D’après ce document, le Ministre d’État, ministre de la Justice et Garde des Sceaux, a été saisi le 19 avril par un lanceur d’alerte ayant transmis une vidéo des faits. Ces violences se seraient produites dans la nuit du 18 au 19 avril, aux environs de 4 heures du matin, au quartier Pigeon.

Cette séquence, largement relayée en ligne, est au cœur d’une controverse impliquant la chanteuse congolaise Rebo Tchulo, bien qu’aucune implication officielle n’ait été confirmée à ce stade. Plusieurs versions circulent quant aux circonstances de l’incident. Certaines sources évoquent un présumé vol d’argent, tandis que d’autres parlent d’un différend lié à des biens de valeur. Ces allégations restent, pour l’heure, non vérifiées.

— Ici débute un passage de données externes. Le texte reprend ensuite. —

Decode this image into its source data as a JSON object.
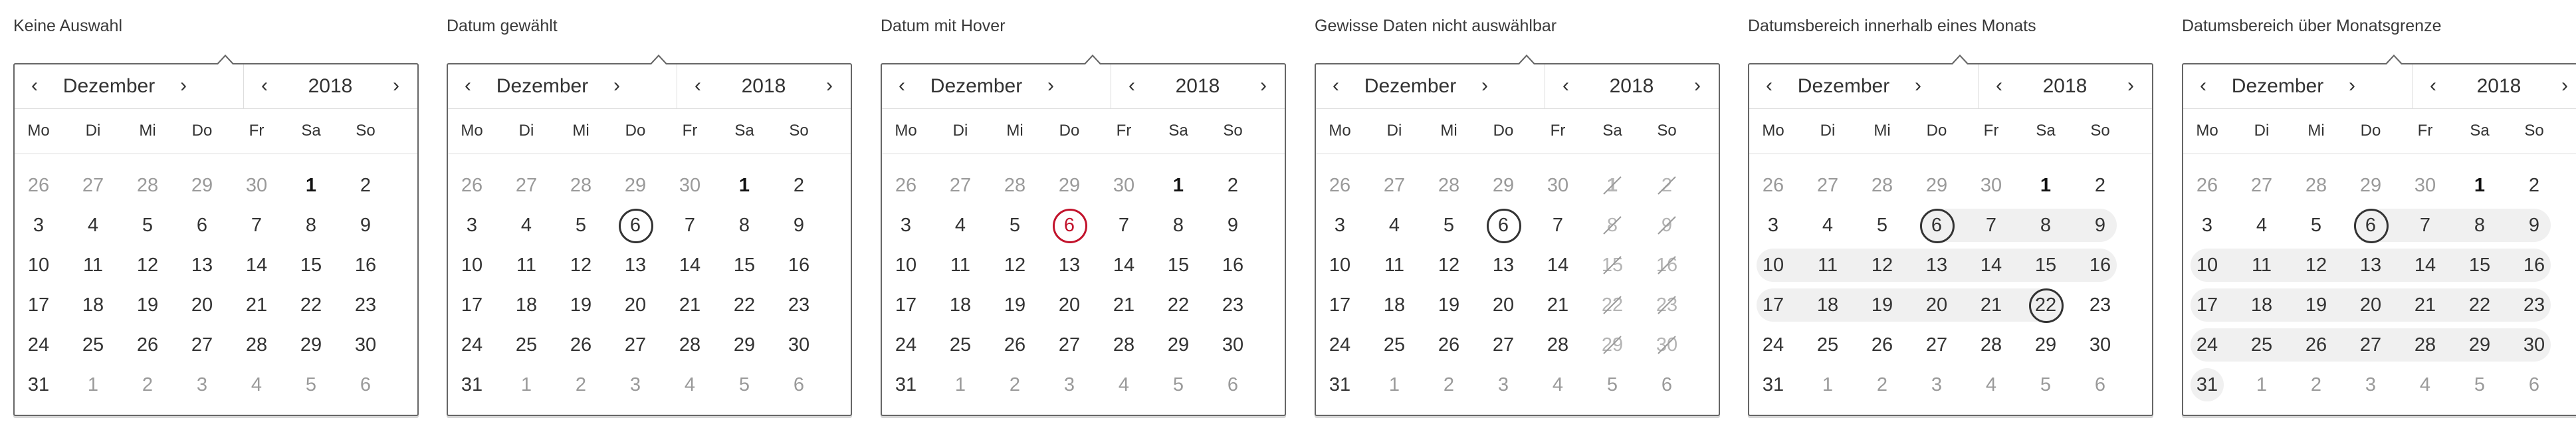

Sans préjuger des responsabilités, le communiqué souligne que, si les faits sont établis, ils pourraient constituer des infractions d’une particulière gravité, notamment des actes de torture, des coups et blessures volontaires, ainsi que des incitations de militaires à commettre des actes contraires à la loi.

Le ministère rappelle également que de tels agissements constitueraient une violation des principes consacrés par la Constitution de la République démocratique du Congo, en particulier ceux relatifs au respect de la dignité humaine, à l’intégrité physique et à l’interdiction absolue de la torture, ainsi que des engagements internationaux du pays, notamment la Convention contre la torture et autres peines ou traitements cruels, inhumains ou dégradants.

En conséquence, le Ministre d’État a donné injonction à l’Auditeur général des Forces armées de la RDC (FARDC) d’ouvrir une enquête en vue d’établir les faits, d’identifier les auteurs et de les traduire devant les juridictions compétentes.